Atalia Praratya ingatkan Potensi Kecemburuan di Sekolah Rakyat Akibat DTKS-M Tidak Akurat
Jakarta - Komisi VIII DPR RI meninjau Sekolah Rakyat di Kabupaten Bekasi, Jawa Barat, sebagai salah satu model pendidikan inklusif berasrama yang digagas Kementerian Sosial. Dalam tinjauan tersebut, ada sejumlah catatan penting demi keberhasilan program ini sebagai solusi memutus rantai kemiskinan.
“Saya melihat ada beberapa hal yang harus diperhatikan secara serius, Yang pertama adalah soal DTKS-M (Data Terpadu Kesejahteraan Sosial Mutakhir). Jangan sampai penetapan data yang tidak akurat justru menimbulkan kecemburuan sosial di tengah masyarakat,” kata Anggota Komisi VIII DPR RI dari Fraksi Partai Golkar, Atalia Praratya dalam keterangannya kepada wartawan usai kunjungan spesifik Komisi VIII DPR RI ke Kabupaten Bekasi, Jumat (11/7/25).
Atalia mengingatkan bahwa keunggulan fasilitas dan kualitas pembelajaran di Sekolah Rakyat justru bisa memicu asumsi negatif jika tidak dibarengi dengan seleksi penerima manfaat yang transparan dan tepat sasaran.
“Sekolah ini luar biasa bagusnya. Jangan sampai masyarakat berpikir lebih baik pura-pura miskin agar bisa masuk ke sekolah dengan fasilitas unggulan seperti ini,” lanjutnya.
Atalia juga menekankan pentingnya keberadaan pendamping sosial dan wali siswa yang berperan aktif dalam mendukung perkembangan anak-anak di Sekolah Rakyat, terutama di tingkat dasar.

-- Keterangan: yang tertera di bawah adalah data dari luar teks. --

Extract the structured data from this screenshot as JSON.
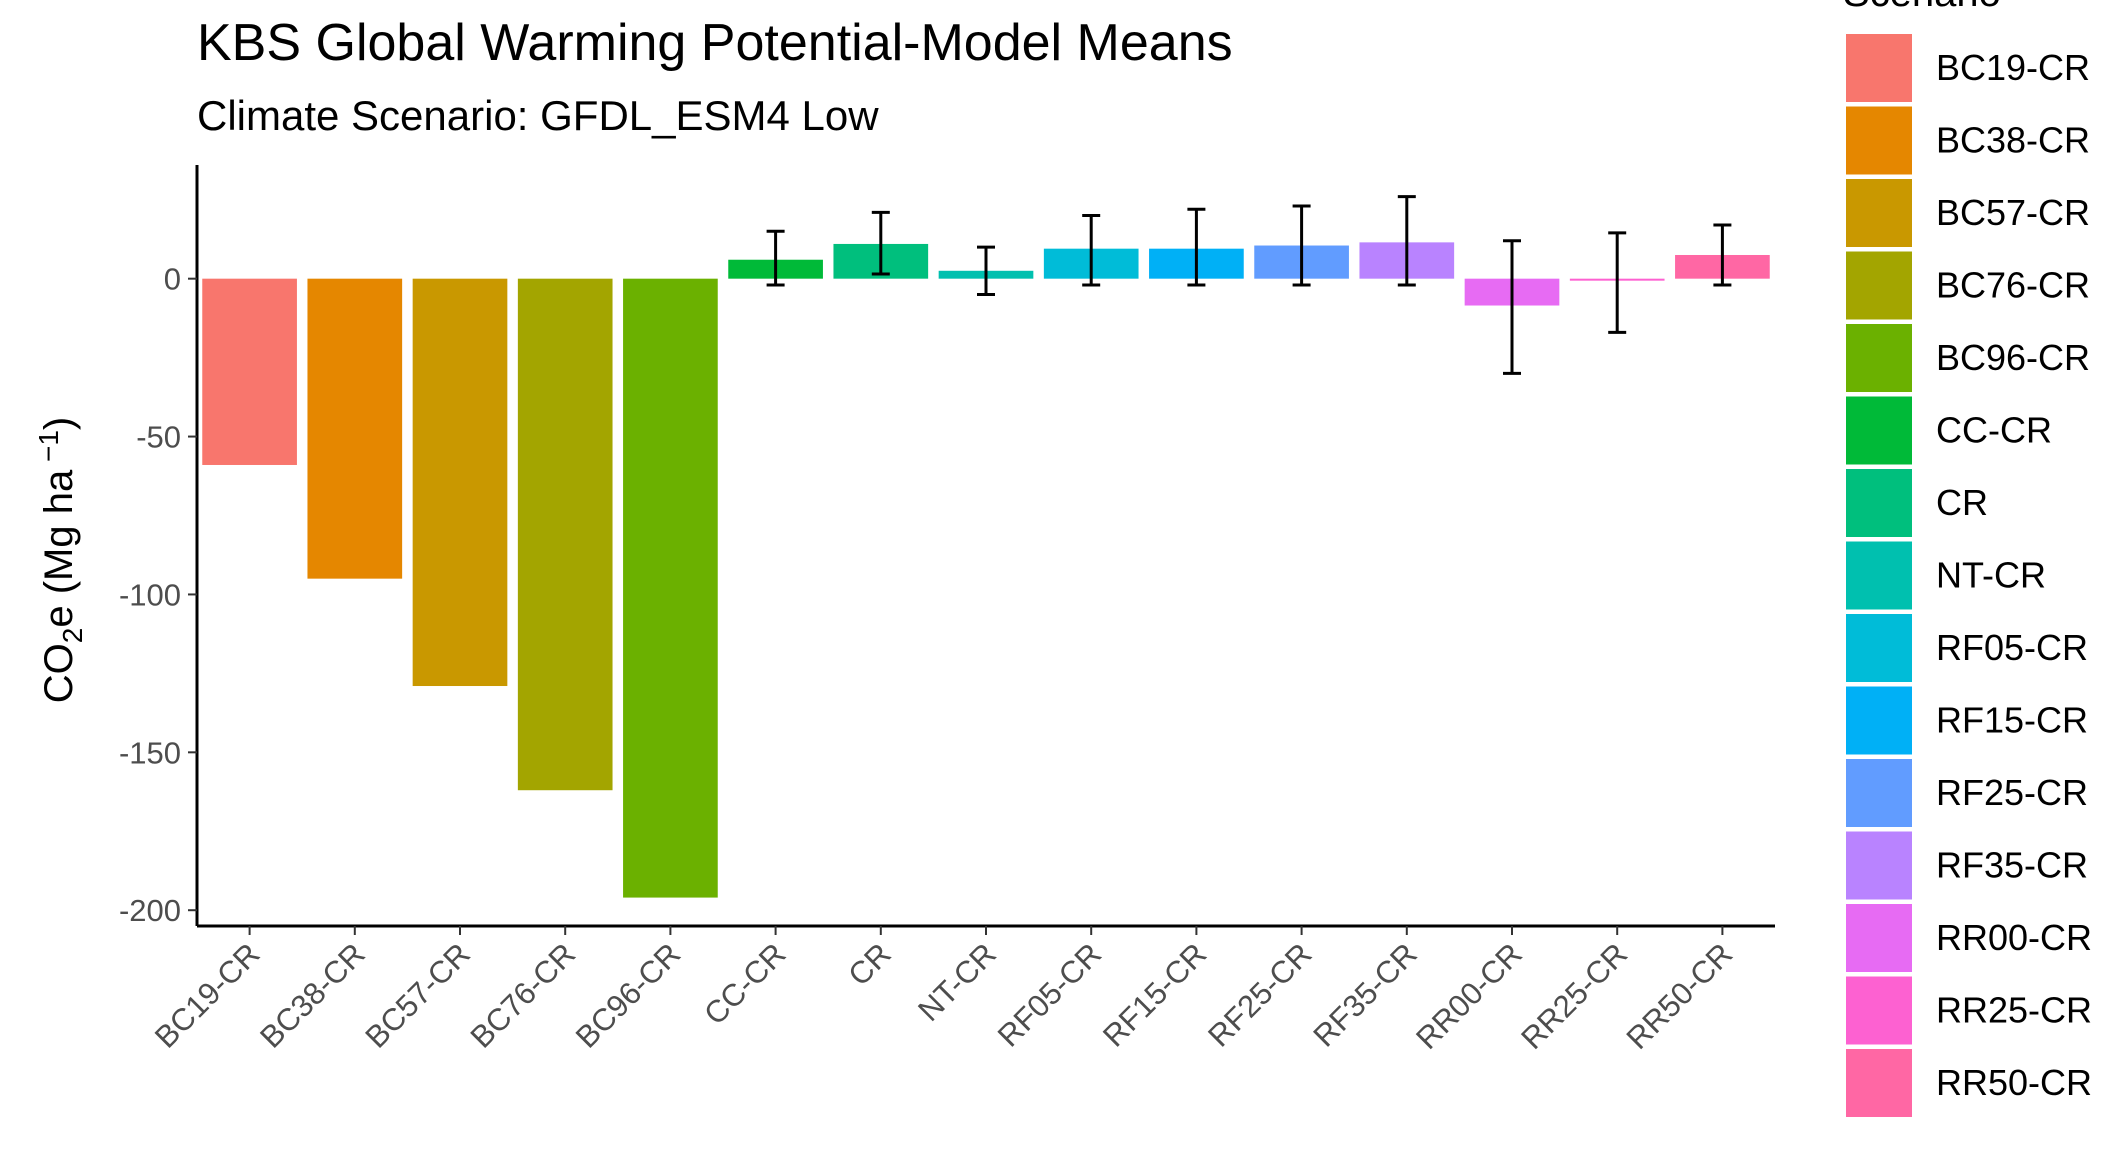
{
  "chart_data": {
    "type": "bar",
    "title": "KBS  Global Warming Potential-Model Means",
    "subtitle": "Climate Scenario: GFDL_ESM4 Low",
    "xlabel": "",
    "ylabel_parts": [
      "CO",
      "2",
      "e (Mg ha",
      " −1",
      ")"
    ],
    "ylim": [
      -205,
      36
    ],
    "yticks": [
      0,
      -50,
      -100,
      -150,
      -200
    ],
    "grid": false,
    "legend_title": "Scenario",
    "legend_position": "right",
    "categories": [
      "BC19-CR",
      "BC38-CR",
      "BC57-CR",
      "BC76-CR",
      "BC96-CR",
      "CC-CR",
      "CR",
      "NT-CR",
      "RF05-CR",
      "RF15-CR",
      "RF25-CR",
      "RF35-CR",
      "RR00-CR",
      "RR25-CR",
      "RR50-CR"
    ],
    "values": [
      -59,
      -95,
      -129,
      -162,
      -196,
      6,
      11,
      2.5,
      9.5,
      9.5,
      10.5,
      11.5,
      -8.5,
      -0.5,
      7.5
    ],
    "error_low": [
      null,
      null,
      null,
      null,
      null,
      -2,
      1.5,
      -5,
      -2,
      -2,
      -2,
      -2,
      -30,
      -17,
      -2
    ],
    "error_high": [
      null,
      null,
      null,
      null,
      null,
      15,
      21,
      10,
      20,
      22,
      23,
      26,
      12,
      14.5,
      17
    ],
    "colors": [
      "#F8766D",
      "#E58700",
      "#C99800",
      "#A3A500",
      "#6BB100",
      "#00BA38",
      "#00BF7D",
      "#00C0AF",
      "#00BCD8",
      "#00B0F6",
      "#619CFF",
      "#B983FF",
      "#E76BF3",
      "#FD61D1",
      "#FF67A4"
    ]
  }
}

“Anak-anak kelas 1 sampai 4 SD itu masih sangat membutuhkan figur pengasuh dan pendamping. Mereka tidak cukup hanya diberi fasilitas, tapi juga butuh perhatian emosional dan penguatan karakter,” ucapnya
Atalia juga mengusulkan agar ke depan pemerintah mempertimbangkan penganggaran khusus untuk pendampingan psikososial anak-anak serta dukungan terhadap keluarga siswa. “Banyak anak dari keluarga kurang mampu yang kehilangan kepercayaan diri. Mereka harus dipulihkan semangat dan keberaniannya agar bisa berkembang maksimal,” tegasnya.
Lebih lanjut, Ia juga mencatat bahwa sebagian besar Sekolah Rakyat yang saat ini berjalan masih bersifat sementara.
“Saya mendapat informasi bahwa sekitar 100 sekolah rakyat masih berstatus sekolah sementara. Ini perlu percepatan dari sisi pembangunan dan penguatan kelembagaan agar program ini benar-benar berkelanjutan.” jelasnya.
Dengan ini Komisi VIII DPR RI berharap Sekolah Rakyat bukan hanya menciptakan akses pendidikan gratis dan berkualitas, tetapi juga menjadi ruang pembentukan karakter dan kesiapan hidup generasi muda Indonesia.
“Kita ingin anak-anak dari keluarga tidak mampu tidak hanya cerdas secara akademik, tapi juga tangguh, punya keberanian, dan mampu mandiri membangun masa depannya.” pungkasnya.